Merry:  More than all and then more than many that I could have asked. And I guess, so many, but I guess my question is, if the audience is so heavily invoked, and so essential to the experience of this production, I was wondering what it felt like to be at such a variety of audiences. So I guess for me, I do some personal work with incarcerated individuals and so the women’s prison just came out, I’m thinking, this must have changed how the plate felt, or how it was, how it was performed, experienced and how it was received. 


Billingslea:  So who’s the hero that gets the warmest applause when they speak in this play when you do it in a women’s prison?


Merry:  I don’t know. 


Billingslea: Bianca. 


Merry: Yes, that makes sense. That makes all the sense. 
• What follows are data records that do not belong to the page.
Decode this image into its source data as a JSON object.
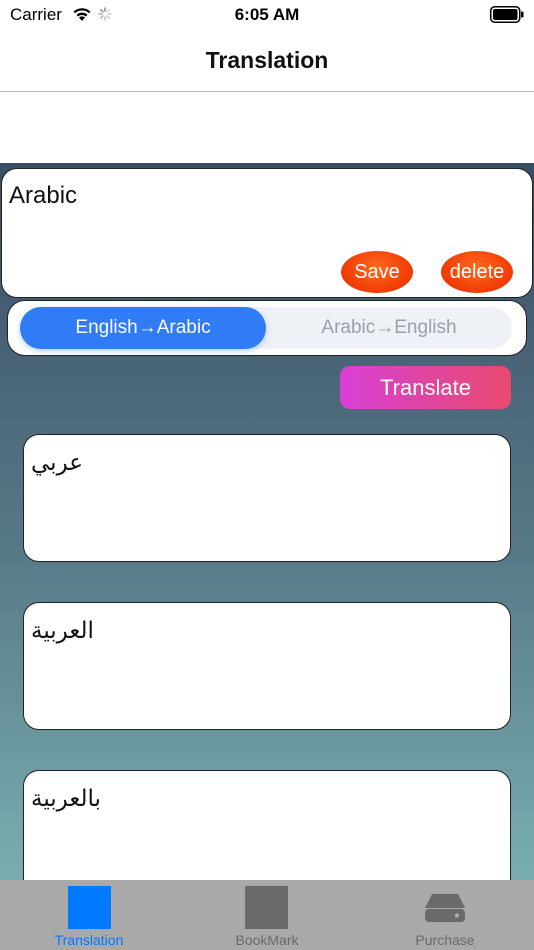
{
  "status_bar": {
    "carrier": "Carrier",
    "time": "6:05 AM"
  },
  "nav": {
    "title": "Translation"
  },
  "input": {
    "value": "Arabic",
    "save_label": "Save",
    "delete_label": "delete"
  },
  "direction": {
    "options": [
      "English→Arabic",
      "Arabic→English"
    ],
    "selected": "English→Arabic"
  },
  "translate_label": "Translate",
  "results": [
    "عربي",
    "العربية",
    "بالعربية"
  ],
  "tabs": [
    {
      "label": "Translation",
      "icon": "square-icon",
      "active": true
    },
    {
      "label": "BookMark",
      "icon": "square-icon",
      "active": false
    },
    {
      "label": "Purchase",
      "icon": "drive-icon",
      "active": false
    }
  ],
  "colors": {
    "accent": "#007aff",
    "segment_active": "#2f7cf6",
    "button_orange": "#f03a05",
    "translate_start": "#d840d6",
    "translate_end": "#e84a6e"
  }
}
Billingslea:  Yes. And we did the same thing. And she said some lines and then all of a sudden they’re like, “Yes”! And you’re like, that makes sense. Absolutely. Your ability to see yourself on stage is crucial for theatre. And that’s why you need that variety of diverse voices that make the richness of our society come alive on the stage, or else the stage doesn’t reflect who we are. And that’s the end both at the first and now.


Merry: Well, I will end this here because I have taken up much more of your time than I had originally asked for. So thank you again. I really appreciated all your answers and your time.